Dans les écoles de Kinshasa
Le fouet n’a pas encore dit son dernier mot 983

Les maîtres de l’école primaire dans la capitale congolaise ne se font entendre que par le fouet qu’ils donnent généralement un nom. Les élèves sont ténus à une discipline qui devient parfois tellement dur que ceux-ci ont finalement peur de se rendre à l’école. Beaucoup d’enfant ont pris la résolution de n’est plus aller à l’école pour éviter le fouet. Il est en bois, cuir ou encore en caoutchouc. L’instituteur qui devait être proche des élèves pour un meilleur apprentissage est tout de suite rejeté par les élèves qui le prennent pour un tiran. Lorsqu’un enfant a mal répondu, il a droit à un nombre de coup de fouet que défini le maître ou instituteur. Le devoir à domicile mal fait a aussi son nombre de fouet et le bavardage est punit sévèrement par ces maîtres sans cœur et sans pitié. Des nombreux parents ont du changer des pour que leurs enfants échappent au fouet.

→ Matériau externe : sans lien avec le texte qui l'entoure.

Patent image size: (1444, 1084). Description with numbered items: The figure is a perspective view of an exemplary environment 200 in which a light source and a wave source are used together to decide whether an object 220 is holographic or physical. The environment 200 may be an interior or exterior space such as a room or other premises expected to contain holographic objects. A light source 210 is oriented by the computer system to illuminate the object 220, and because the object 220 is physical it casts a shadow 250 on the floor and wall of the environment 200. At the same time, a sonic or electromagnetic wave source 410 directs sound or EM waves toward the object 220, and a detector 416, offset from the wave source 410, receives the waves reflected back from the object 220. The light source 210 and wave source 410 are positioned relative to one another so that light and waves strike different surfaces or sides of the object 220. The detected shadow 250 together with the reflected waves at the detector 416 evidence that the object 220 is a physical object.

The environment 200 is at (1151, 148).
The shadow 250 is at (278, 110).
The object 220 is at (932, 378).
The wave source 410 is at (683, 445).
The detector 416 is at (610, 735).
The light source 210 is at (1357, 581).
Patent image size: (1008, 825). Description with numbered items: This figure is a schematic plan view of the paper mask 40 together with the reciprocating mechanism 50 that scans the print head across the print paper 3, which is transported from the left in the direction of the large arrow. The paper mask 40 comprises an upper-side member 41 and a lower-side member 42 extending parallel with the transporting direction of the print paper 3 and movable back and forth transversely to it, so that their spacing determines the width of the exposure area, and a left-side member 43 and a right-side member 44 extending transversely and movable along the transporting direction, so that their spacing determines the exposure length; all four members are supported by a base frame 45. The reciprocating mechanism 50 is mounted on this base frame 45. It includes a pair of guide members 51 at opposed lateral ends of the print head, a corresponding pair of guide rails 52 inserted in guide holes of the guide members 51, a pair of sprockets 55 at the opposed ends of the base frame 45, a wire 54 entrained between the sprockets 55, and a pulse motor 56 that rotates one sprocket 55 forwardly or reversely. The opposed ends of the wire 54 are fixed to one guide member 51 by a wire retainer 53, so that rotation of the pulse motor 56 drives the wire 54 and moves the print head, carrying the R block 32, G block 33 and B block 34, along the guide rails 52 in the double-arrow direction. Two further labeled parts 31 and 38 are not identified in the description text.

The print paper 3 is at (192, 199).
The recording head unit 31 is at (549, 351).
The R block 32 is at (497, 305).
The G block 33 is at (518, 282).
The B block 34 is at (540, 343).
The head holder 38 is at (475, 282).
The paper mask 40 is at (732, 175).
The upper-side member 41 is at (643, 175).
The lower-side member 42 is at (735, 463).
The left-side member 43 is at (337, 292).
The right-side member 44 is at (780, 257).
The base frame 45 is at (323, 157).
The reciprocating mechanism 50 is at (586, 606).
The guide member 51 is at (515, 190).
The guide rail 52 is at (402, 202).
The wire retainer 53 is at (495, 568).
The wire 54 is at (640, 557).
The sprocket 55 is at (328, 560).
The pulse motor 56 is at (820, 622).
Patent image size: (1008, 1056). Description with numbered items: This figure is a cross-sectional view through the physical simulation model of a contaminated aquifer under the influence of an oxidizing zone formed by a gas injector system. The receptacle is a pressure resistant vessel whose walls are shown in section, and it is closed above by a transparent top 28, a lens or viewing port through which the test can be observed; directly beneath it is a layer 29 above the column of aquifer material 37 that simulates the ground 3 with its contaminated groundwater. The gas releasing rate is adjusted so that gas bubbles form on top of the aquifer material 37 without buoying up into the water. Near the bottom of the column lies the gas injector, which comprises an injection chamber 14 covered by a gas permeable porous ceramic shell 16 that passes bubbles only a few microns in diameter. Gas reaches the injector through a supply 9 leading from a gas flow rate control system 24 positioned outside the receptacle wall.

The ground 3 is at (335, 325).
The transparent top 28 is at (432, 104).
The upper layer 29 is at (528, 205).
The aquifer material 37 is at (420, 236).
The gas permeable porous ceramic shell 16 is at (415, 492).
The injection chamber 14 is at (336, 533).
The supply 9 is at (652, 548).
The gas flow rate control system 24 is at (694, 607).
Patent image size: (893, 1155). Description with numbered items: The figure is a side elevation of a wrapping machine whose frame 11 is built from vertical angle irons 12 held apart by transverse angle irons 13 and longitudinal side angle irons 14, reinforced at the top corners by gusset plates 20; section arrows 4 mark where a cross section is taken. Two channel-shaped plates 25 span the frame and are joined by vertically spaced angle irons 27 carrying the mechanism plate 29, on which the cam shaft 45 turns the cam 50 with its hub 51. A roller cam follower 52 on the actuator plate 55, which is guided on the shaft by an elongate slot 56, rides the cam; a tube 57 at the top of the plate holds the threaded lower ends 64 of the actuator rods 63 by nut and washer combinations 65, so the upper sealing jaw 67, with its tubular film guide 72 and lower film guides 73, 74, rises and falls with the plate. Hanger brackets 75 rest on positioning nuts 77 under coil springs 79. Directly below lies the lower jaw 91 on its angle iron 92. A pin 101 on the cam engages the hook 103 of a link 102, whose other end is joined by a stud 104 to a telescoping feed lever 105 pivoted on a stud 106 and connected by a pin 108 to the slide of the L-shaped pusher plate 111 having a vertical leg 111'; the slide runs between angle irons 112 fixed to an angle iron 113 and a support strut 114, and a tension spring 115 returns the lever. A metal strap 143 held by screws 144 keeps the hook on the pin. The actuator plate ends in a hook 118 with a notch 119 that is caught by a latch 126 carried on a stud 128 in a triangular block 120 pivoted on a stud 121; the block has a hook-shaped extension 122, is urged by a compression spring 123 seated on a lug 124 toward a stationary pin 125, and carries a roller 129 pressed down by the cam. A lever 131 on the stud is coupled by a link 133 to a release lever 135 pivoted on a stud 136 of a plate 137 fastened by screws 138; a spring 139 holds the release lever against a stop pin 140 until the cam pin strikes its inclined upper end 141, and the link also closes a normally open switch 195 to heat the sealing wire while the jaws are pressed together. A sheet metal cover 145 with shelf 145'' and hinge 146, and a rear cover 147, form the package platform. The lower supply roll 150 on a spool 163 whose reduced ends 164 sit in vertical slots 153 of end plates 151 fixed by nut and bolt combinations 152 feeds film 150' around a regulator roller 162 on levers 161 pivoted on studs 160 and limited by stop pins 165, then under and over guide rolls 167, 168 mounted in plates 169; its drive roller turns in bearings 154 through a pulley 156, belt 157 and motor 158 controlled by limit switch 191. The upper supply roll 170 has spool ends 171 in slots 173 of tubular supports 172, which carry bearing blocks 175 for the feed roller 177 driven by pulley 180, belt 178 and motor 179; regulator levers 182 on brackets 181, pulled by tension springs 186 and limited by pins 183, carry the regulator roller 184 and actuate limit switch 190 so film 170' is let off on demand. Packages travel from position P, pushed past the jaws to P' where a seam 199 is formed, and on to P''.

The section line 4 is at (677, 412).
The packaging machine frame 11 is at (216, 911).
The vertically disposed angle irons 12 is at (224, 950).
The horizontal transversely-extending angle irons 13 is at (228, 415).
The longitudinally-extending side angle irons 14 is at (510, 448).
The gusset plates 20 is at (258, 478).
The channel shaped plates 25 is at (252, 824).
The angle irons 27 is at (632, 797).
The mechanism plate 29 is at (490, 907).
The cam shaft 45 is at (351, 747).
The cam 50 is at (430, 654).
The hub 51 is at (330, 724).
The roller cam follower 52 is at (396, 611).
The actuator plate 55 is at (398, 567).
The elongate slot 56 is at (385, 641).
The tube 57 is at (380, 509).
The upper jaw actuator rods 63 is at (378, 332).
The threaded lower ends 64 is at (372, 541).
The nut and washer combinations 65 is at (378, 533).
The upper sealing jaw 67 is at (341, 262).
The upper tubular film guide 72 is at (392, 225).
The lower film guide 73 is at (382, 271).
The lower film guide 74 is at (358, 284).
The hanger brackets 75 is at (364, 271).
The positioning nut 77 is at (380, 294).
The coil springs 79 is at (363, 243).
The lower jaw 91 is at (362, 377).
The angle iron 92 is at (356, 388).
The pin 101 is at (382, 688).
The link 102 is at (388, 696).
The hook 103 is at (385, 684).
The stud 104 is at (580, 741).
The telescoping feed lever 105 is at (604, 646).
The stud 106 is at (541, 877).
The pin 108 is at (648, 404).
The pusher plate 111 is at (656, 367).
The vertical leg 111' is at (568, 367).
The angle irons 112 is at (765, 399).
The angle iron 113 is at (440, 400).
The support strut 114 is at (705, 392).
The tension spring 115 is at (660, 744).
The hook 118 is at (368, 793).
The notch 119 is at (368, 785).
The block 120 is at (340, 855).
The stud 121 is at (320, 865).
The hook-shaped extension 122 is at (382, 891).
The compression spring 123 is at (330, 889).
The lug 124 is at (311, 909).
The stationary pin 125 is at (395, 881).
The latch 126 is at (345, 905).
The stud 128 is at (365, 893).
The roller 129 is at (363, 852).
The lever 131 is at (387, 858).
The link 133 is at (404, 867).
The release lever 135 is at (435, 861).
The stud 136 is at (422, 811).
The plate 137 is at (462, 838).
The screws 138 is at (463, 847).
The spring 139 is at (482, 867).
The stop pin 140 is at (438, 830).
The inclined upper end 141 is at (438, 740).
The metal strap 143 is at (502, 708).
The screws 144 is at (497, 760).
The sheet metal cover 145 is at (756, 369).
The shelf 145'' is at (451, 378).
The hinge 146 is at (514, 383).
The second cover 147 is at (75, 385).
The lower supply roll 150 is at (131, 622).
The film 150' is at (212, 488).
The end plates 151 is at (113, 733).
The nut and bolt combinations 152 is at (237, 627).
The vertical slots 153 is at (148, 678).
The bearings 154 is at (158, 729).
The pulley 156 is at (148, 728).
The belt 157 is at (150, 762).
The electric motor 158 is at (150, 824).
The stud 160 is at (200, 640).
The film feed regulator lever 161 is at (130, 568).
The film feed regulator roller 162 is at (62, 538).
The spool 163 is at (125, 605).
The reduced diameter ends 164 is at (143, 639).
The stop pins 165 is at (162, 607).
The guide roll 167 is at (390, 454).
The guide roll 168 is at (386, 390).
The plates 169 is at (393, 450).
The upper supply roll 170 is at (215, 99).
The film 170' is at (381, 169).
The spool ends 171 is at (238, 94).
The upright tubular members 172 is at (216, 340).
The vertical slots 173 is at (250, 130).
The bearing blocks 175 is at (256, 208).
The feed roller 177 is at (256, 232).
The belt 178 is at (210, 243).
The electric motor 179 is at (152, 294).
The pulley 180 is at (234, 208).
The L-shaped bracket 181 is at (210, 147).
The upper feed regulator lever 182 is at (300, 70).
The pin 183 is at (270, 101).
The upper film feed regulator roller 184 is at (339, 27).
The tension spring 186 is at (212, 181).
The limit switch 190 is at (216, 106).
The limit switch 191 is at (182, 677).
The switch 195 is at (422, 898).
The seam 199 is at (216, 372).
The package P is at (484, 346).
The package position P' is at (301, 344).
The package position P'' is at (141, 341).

Ce qui est grave dans cette pratique ce que ni les écoles, ni l’Etat ne sanctionnent ces maîtres qui ne comprennent pas que le fouet au lieu de rendre l’enfant attentif ou intelligent fait de lui un être réservé ne voulant pas essayer de peur d’être fouetté. Les hôpitaux de la capitale comptent des cas des enfants sévèrement punis à l’école dont certains ne sauront plus réfléchir convenablement. Il faut dire que ce problème ne concerne pas que la capitale Kinshasa mais à l’intérieur du pas ce phénomène est encore plus grave. Non seulement que les élèves sont fouettés mais ils accomplissent des travaux qui ne sont pas de leur âge. Très souvent, il est demandé à ces pauvres enfants d’aller couper du bois dans la foret, faire des grandes étendues de champs ou encore aller chercher de l’eau à des kilomètres de l’école.

C’est dans cette optique que la croix rouge de la république démocratique du Congo a choisi de se mettre du coté des plus faibles c’est-à-dire des élèves opprimés. Chaque année, elle lance une campagne de sensibilisation « Ecole sans fouet » dans les écoles dans toute la république du Congo.

Cette initiative vise à favoriser la convivialité entre élèves pour atténuer la violence en milieu scolaire. Il s’agit aussi de créer une sorte de symbiose entre enseignants et élèves. La campagne a été lancée dans le but d’inculquer la notion du sens humanitaire dans le chef de l’enfant, afin qu’il soit sensible à la souffrance de l’autre et elle renforce les notions de démocratie, de tolérance et fait connaître à l’enfant ses droits au sein de la famille.